Jan. 6 brings Democrats, Cheneys together — with GOP mostly absent

President Biden and Democratic lawmakers gathered Thursday in Washington to observe the first anniversary of the Jan. 6 attack on the Capitol, a somber occasion that was essentially boycotted by Republicans, who are wary of any actions that might upset former President Trump.

Biden used the stage to deliver a fiery and remarkably personal speech in the Capitol’s Statuary Hall in which he accused Trump in no uncertain terms of orchestrating the insurrection.

“For the first time in our history, a president not just lost the election, he tried to prevent a peaceful transfer of power as a violent mob breached the Capitol,” Biden said in what was perhaps his most critical address toward his predecessor so far in his presidency. “We must make sure that never happens again.”

The lopsided partisan nature of the commemoration ceremonies marked a stark contrast to the bipartisan solidarity that followed the last major assault on the nation’s base institutions: the attacks of 9/11.

And it highlighted the degree to which Republicans — from the top ranks of leadership to the bottom rungs of the rank-and-file — are eager to move beyond the insurrection of Jan. 6, when a violent pro-Trump mob, ginned up by the former president, stormed the Capitol in an unsuccessful effort to prevent Congress from certifying Biden’s election victory.

The signs of that messaging strategy were everywhere on Thursday.

A typically defiant Trump canceled a news conference about Jan. 6 after pressure from GOP allies, who feared what he might say.
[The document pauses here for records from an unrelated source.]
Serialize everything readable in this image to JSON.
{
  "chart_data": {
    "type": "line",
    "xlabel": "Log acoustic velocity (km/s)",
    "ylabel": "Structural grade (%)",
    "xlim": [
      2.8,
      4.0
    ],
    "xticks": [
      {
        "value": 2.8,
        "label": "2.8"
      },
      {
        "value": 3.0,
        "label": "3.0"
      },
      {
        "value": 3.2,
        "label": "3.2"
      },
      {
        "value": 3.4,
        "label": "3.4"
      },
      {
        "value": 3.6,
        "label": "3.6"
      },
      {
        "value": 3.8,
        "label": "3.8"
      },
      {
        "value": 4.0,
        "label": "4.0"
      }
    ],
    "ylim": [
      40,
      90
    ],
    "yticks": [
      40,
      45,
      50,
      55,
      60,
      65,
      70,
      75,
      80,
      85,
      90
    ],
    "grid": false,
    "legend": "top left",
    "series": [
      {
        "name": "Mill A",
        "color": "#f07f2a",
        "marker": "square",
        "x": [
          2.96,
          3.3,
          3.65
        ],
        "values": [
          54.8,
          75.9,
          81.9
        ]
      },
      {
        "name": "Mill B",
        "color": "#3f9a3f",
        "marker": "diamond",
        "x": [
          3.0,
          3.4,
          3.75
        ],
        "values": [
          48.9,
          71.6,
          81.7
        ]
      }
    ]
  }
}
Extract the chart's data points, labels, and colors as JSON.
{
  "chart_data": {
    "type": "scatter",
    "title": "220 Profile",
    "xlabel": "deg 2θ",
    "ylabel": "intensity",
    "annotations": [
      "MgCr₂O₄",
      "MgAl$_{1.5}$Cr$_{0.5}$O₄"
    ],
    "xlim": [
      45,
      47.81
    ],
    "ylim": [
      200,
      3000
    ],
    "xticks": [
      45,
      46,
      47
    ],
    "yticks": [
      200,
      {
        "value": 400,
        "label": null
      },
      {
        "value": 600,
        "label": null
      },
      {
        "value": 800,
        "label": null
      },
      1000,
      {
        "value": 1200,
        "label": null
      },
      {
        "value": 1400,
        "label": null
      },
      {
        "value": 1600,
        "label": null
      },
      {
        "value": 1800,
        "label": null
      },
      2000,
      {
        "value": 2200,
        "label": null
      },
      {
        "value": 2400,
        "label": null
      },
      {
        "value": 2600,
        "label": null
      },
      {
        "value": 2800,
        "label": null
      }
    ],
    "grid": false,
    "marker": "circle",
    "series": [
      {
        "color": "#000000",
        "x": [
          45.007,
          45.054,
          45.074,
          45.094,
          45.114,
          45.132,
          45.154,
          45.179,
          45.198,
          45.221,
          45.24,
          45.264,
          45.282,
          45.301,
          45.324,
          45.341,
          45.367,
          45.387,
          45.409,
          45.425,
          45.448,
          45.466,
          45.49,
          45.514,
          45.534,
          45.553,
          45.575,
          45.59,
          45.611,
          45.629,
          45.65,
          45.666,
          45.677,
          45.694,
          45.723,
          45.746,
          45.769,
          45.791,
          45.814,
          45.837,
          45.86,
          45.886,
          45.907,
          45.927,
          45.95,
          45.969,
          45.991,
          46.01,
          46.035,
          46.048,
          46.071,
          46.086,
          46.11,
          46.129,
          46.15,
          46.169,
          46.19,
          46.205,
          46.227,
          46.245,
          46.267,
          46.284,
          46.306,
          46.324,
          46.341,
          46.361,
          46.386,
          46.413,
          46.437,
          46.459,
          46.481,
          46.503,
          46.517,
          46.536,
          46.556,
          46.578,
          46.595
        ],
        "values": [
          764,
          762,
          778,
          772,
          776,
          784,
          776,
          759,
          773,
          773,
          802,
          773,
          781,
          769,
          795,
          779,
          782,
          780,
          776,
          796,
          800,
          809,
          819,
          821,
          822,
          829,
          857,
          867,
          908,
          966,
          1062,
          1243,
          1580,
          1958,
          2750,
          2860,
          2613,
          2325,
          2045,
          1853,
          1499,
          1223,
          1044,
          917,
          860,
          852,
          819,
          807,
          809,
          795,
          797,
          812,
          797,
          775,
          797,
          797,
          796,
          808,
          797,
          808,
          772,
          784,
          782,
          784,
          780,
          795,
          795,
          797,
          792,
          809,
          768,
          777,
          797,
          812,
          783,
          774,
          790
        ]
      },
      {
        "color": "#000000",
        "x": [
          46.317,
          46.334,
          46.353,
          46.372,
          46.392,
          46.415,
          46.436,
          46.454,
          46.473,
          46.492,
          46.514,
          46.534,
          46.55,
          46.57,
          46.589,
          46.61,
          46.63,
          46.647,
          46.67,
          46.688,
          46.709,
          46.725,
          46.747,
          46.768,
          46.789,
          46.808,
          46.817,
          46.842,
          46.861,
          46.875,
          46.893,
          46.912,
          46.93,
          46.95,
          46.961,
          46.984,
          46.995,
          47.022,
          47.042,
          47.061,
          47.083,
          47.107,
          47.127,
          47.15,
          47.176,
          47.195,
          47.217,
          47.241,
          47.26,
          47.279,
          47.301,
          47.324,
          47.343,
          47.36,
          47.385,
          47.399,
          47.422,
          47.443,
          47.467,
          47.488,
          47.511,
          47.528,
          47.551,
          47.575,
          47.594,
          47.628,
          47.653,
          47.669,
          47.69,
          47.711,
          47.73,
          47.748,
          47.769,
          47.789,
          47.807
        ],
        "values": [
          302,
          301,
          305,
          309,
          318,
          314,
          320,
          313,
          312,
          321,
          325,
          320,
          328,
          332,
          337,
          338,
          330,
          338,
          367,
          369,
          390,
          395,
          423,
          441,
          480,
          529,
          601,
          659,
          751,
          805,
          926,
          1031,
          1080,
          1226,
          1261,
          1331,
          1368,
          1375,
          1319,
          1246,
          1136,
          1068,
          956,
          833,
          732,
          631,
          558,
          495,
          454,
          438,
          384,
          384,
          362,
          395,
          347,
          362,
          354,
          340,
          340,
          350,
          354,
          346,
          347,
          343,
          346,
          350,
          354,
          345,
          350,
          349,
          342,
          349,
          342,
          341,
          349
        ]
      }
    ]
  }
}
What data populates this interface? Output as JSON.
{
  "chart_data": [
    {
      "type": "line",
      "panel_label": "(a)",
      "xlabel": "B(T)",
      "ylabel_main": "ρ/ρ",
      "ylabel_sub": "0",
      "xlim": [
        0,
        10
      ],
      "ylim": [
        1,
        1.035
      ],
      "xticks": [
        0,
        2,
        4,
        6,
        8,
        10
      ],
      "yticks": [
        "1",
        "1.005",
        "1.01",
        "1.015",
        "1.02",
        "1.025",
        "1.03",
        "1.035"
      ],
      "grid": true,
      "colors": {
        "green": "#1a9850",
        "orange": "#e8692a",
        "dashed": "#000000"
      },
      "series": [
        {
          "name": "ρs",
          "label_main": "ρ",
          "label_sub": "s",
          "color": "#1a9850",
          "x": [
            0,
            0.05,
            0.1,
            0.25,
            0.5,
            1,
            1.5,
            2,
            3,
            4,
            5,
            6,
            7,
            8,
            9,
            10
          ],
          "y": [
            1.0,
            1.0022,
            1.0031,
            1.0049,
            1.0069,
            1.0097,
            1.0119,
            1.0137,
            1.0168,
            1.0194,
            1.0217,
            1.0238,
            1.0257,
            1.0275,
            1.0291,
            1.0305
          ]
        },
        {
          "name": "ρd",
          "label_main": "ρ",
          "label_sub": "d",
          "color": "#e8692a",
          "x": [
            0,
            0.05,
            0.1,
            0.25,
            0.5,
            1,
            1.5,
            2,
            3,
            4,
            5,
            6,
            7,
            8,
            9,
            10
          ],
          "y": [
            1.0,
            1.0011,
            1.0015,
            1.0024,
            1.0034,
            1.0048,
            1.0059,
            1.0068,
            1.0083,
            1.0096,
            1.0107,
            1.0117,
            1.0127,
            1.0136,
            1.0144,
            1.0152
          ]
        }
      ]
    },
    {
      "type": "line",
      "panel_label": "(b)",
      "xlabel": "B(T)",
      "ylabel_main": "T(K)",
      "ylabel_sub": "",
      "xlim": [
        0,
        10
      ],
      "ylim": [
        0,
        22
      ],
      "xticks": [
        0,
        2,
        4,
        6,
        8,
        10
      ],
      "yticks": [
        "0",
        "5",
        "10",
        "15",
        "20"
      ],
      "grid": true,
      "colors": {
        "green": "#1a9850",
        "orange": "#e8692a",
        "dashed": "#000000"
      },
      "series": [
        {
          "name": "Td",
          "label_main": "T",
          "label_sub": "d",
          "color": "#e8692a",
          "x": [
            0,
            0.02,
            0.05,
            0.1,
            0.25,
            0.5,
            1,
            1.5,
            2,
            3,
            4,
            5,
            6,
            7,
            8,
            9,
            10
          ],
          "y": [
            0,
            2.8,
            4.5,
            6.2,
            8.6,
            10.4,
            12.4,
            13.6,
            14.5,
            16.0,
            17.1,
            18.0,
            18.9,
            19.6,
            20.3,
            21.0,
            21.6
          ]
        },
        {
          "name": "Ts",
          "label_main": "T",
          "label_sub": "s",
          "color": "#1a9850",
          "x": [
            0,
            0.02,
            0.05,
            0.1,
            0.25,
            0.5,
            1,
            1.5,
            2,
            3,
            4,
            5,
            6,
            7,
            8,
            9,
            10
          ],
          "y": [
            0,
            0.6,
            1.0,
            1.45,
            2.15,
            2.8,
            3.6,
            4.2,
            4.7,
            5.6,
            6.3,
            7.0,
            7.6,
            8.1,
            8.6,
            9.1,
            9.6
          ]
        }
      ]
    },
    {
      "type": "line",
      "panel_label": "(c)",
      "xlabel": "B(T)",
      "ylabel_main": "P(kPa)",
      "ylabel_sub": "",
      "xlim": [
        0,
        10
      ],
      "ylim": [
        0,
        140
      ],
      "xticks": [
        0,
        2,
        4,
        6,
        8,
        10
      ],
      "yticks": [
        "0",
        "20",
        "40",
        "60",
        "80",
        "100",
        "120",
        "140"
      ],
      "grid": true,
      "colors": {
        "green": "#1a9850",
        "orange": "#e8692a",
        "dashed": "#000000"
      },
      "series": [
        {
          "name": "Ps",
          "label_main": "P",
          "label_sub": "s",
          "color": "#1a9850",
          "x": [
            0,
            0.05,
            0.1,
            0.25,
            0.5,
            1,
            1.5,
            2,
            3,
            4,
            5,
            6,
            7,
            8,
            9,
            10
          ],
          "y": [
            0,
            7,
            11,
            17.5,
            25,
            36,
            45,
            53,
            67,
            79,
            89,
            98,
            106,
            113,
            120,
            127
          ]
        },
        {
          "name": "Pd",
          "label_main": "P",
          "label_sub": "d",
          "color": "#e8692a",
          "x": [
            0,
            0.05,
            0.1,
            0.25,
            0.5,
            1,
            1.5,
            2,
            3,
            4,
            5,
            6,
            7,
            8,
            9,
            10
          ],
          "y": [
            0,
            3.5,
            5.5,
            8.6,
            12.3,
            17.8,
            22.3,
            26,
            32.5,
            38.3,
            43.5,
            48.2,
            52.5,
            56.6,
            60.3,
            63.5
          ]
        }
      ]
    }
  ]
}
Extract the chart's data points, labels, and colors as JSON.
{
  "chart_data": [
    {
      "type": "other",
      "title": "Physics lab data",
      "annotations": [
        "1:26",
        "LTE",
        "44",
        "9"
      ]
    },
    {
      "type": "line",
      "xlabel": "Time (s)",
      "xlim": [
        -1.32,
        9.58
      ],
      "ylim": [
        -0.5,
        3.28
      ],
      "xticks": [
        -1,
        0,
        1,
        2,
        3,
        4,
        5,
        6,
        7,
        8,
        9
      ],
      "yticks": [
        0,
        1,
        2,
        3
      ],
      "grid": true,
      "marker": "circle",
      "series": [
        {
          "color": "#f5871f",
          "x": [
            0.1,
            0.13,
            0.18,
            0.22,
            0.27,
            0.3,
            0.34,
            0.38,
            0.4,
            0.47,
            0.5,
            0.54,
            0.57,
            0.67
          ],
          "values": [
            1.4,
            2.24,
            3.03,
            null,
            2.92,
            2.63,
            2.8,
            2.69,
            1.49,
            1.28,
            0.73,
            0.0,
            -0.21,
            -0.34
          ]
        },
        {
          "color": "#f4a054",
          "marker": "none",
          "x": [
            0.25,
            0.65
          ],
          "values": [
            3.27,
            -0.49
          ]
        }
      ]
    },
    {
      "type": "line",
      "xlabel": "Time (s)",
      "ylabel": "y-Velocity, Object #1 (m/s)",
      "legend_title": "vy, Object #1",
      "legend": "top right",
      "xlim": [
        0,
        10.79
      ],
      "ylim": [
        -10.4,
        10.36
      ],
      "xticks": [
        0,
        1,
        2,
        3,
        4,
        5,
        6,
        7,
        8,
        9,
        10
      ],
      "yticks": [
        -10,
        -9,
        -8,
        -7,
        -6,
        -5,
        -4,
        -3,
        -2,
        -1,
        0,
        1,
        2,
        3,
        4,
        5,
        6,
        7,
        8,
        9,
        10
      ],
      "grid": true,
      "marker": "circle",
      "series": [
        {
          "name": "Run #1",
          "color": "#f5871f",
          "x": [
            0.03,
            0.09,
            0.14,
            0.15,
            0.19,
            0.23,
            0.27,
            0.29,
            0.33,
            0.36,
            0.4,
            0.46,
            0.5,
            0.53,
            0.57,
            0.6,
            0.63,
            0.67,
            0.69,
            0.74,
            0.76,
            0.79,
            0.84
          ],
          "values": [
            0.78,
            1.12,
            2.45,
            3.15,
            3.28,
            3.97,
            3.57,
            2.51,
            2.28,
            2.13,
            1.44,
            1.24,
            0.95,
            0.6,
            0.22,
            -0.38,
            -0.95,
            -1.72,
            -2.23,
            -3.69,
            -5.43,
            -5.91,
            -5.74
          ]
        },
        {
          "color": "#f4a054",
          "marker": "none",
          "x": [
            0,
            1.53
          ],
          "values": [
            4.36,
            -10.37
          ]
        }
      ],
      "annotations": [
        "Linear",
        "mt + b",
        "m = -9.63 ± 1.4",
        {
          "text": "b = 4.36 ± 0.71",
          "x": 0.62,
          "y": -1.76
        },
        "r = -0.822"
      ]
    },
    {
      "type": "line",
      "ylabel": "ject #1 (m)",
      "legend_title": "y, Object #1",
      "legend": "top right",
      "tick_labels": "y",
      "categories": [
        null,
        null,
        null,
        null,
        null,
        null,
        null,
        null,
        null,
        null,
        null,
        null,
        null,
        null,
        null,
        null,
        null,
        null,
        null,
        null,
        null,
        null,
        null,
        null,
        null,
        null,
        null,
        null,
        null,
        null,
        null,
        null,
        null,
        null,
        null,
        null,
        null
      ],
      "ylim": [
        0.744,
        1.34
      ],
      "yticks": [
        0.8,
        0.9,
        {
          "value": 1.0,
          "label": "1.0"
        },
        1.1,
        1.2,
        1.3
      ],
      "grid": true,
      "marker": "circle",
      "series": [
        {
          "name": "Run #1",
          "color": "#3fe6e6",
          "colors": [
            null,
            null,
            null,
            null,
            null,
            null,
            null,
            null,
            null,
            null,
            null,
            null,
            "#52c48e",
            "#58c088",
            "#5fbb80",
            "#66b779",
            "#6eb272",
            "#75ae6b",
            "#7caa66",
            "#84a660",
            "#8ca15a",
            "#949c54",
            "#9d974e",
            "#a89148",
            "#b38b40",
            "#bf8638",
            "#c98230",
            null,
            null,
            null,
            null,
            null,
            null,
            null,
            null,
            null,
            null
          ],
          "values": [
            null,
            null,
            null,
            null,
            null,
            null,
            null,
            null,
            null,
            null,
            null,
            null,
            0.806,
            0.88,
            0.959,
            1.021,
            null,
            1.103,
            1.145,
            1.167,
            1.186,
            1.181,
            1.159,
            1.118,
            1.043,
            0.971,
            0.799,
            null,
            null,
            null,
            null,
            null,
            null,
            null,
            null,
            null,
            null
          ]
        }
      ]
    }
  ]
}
Most GOP senators, joined by some Democrats, flew down to Atlanta on Thursday to attend the funeral services for one of their own, beloved former Sen. Johnny Isakson (R-Ga.), who died on Dec. 19.

And only three of the 212 House Republicans were spotted in the Capitol. Two of them were Trump loyalists, Reps. Marjorie Taylor Greene (R-Ga.) and Matt Gaetz (R-Fla.), who used the occasion to hold a press conference suggesting, without evidence, that the attack was a “Fed-surrection,” a false-flag operation orchestrated by the FBI and other federal agencies.

The third was Rep. Liz Cheney (R-Wyo.), who has emerged over the past year as the face of the Republican resistance to Trump and the leading GOP critic of his role in the attack. Cheney, who had voted to impeach Trump for inciting the siege and is now one of two Republicans on the select committee investigating the attack, was joined on the House floor by her father, former Vice President Dick Cheney.